Volont’R, le grand programme de service civique pour et avec les réfugiés imaginé par le Délégué Interministériel à l’accueil et à l’intégration des réfugiés (Diair) Alain Régnier, a fêté son premier anniversaire en février dernier au Musée National de l’Histoire de l’Immigration. C’est l’occasion de brosser le portrait de ce projet audacieux, ainsi que celui de quelques-uns de ses bénéficiaires.

La dynamique Volont’R

Volont’R est né avec la création de la DIAIR (Délégation Interministérielle à l’Accueil et à l’Intégration des Réfugiés) en 2018. Placé sous l’égide de l’Agence du Service Civique, le grand programme a permis à 300 jeunes réfugiés et à plus de 2 000 jeunes citoyens européens de s’engager dans des missions #AuServiceDeTous. En effet, pour Alain Régnier, l’intégration se décline non pas à la voix passive, mais à la voix active, sous le signe de l’engagement dynamique dans la société française.
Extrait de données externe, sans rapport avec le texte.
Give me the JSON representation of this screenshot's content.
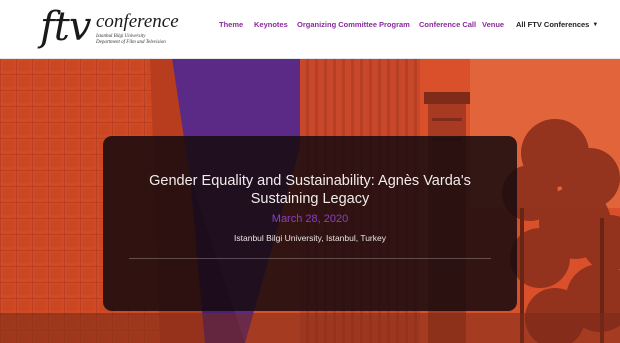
{
  "logo": {
    "main": "ftv",
    "word": "conference",
    "sub_lines": [
      "Istanbul Bilgi University",
      "Department of Film and Television"
    ]
  },
  "nav": {
    "items": [
      {
        "label": "Theme"
      },
      {
        "label": "Keynotes"
      },
      {
        "label": "Organizing Committee"
      },
      {
        "label": "Program"
      },
      {
        "label": "Conference Call"
      },
      {
        "label": "Venue"
      }
    ],
    "dropdown": {
      "label": "All FTV Conferences",
      "caret": "▼"
    }
  },
  "event": {
    "title": "Gender Equality and Sustainability: Agnès Varda's Sustaining Legacy",
    "date": "March 28, 2020",
    "venue": "Istanbul Bilgi University, Istanbul, Turkey"
  },
  "colors": {
    "nav_link": "#8a2a9f",
    "date_accent": "#8b3fc6",
    "hero_orange": "#d9502a",
    "hero_purple": "#5a2a86"
  }
}
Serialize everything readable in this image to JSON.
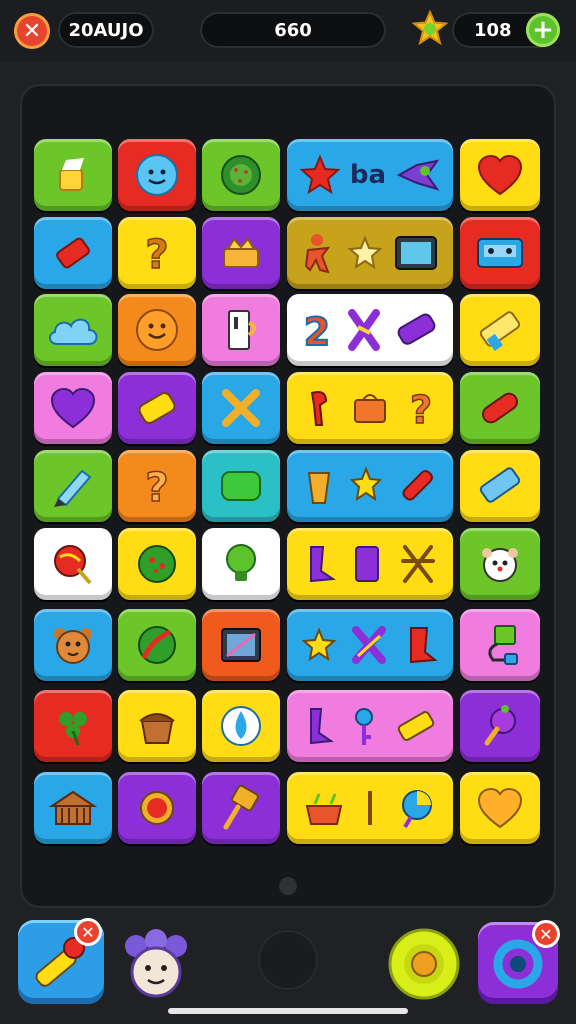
{
  "header": {
    "left_counter": "20AUJO",
    "center_counter": "660",
    "right_counter": "108"
  },
  "icons": {
    "close": "close-icon",
    "star": "star-icon",
    "plus": "plus-icon"
  },
  "colors": {
    "green": "#6cc62a",
    "red": "#e52b22",
    "blue": "#2aa7e6",
    "yellow": "#ffdc14",
    "purple": "#8d2fd8",
    "orange": "#f58a1c",
    "pink": "#f07ce0",
    "white": "#ffffff",
    "olive": "#c7a21b"
  },
  "board": {
    "wide_tile_text": "ba"
  }
}
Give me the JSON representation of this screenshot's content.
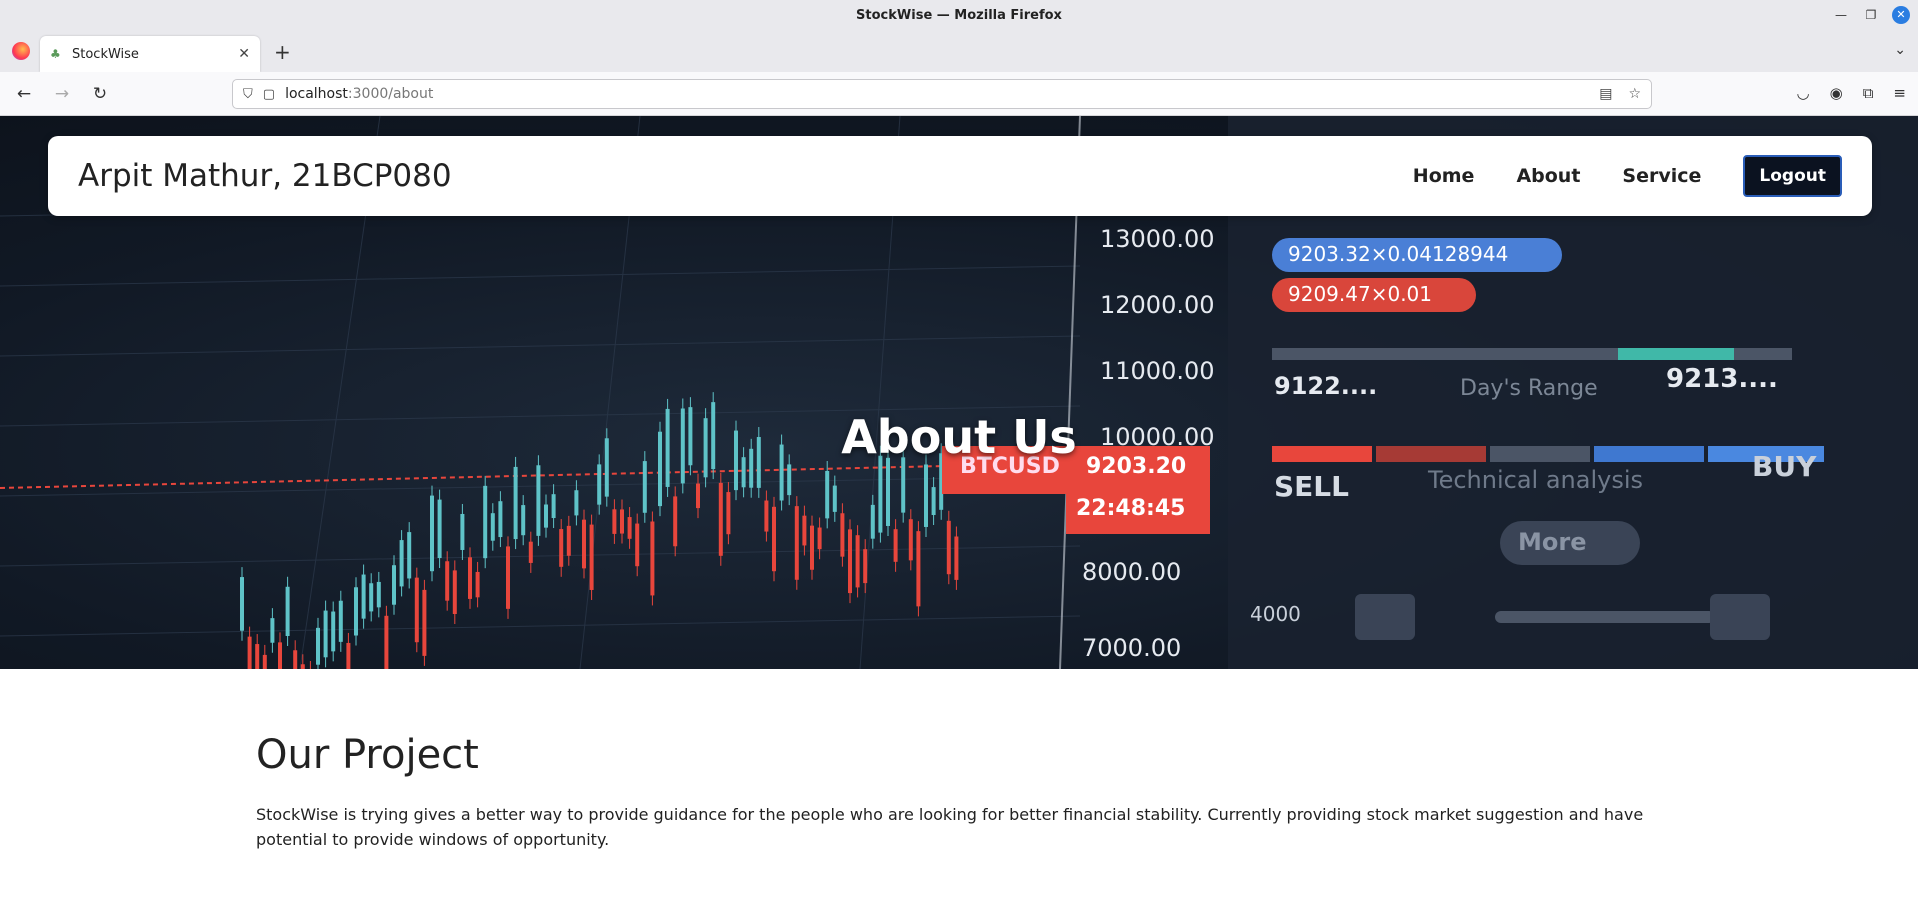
{
  "window": {
    "title": "StockWise — Mozilla Firefox"
  },
  "tab": {
    "label": "StockWise"
  },
  "address": {
    "host": "localhost",
    "path": ":3000/about"
  },
  "navbar": {
    "brand": "Arpit Mathur, 21BCP080",
    "links": [
      "Home",
      "About",
      "Service"
    ],
    "logout": "Logout"
  },
  "hero": {
    "title": "About Us",
    "prices": [
      "13000.00",
      "12000.00",
      "11000.00",
      "10000.00",
      "8000.00",
      "7000.00"
    ],
    "ticker": "BTCUSD",
    "ticker_price": "9203.20",
    "ticker_time": "22:48:45",
    "bid": "9203.32×0.04128944",
    "ask": "9209.47×0.01",
    "range_low": "9122....",
    "range_label": "Day's Range",
    "range_high": "9213....",
    "sell": "SELL",
    "tech": "Technical analysis",
    "buy": "BUY",
    "more": "More",
    "qty": "4000"
  },
  "project": {
    "heading": "Our Project",
    "body": "StockWise is trying gives a better way to provide guidance for the people who are looking for better financial stability. Currently providing stock market suggestion and have potential to provide windows of opportunity."
  },
  "colors": {
    "up": "#5fc3c8",
    "down": "#e8463c",
    "nav_bg": "#ffffff",
    "logout_bg": "#0b1220"
  }
}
Quatre associations ont ainsi été subventionnées par la DIAIR pour proposer, tout au long de l’année 2019, des missions de service civique adaptées à des jeunes réfugiés, avec notamment des cours de Français Langue Étrangère, des ateliers d’insertion professionnelle et la construction d’un projet d’avenir.

Unis-Cité, la Ligue de l’enseignement, Concordia et Solidarités-Jeunesses ont déployé leur savoir-faire en matière d’accompagnement pour permettre à ces jeunes réfugiés de bénéficier d’un service civique sur-mesure et de surmonter, grâce notamment à des partenariats ingénieux, des obstacles tels l’accès au logement ou à la langue.

Confinés, mais engagés 

Les capacités d’adaptation de ces associations ont été rapidement mises à l’épreuve par l’arrivée du confinement qui, un mois après les célébrations du premier anniversaire de Volont’R, a profondément modifié les missions de service civique des jeunes réfugiés.

Fort heureusement, l’Agence du Service Civique a immédiatement pris la décision salutaire de maintenir les indemnités des jeunes (qui s’élèvent à 470€/mois). Fortes de cette décision et de la visibilité qu’elle leur donnait, les associations ont promptement réaménagé la configuration de leurs missions. Souplesse et adaptation ont été les maîtres-mots en cette période inédite et les structures ont rivalisé d’ingéniosité pour inventer des services civiques confinés.

Ainsi, Unis-Cité a mobilisé ses réfugiés maîtrisant le français pour en faire des relais de l’information diffusée par l’État. De même, certains jeunes ont été sollicités par la DIAIR pour contribuer à la traduction du site réfugiés.info qu’elle a lancé en novembre dernier pour permettre aux réfugiés et à leurs aidants d’accéder à de l’information fiable, accessible et traduite.

La flexibilité des différentes structures a permis à une nouvelle forme de solidarité de se faire jour : une solidarité distancielle, virtuelle, mais qui n’en demeure pas moins sincère et réelle.

Toujours Volont’R en 2020

Soucieux de mener ses actions au plus près des territoires, le Préfet Régnier a décidé, pour 2020, de laisser aux régions le soin de sélectionner les projets d’accompagnement de volontaires réfugiés en service civique. L’ambition demeure la même : promouvoir l’intégration par le don de soi, permettre aux réfugiés de donner autant que de recevoir, leur proposer l’inclusion pour combattre l’exclusion.

Avec Volont’R, certains jeunes ont trouvé dans leur mission de service civique de véritables vocations, d’autres ont simplement découvert les vertus de l’engagement. Tous s’accordent cependant pour qualifier leur expérience de « tournant » dans leur parcours d’intégration.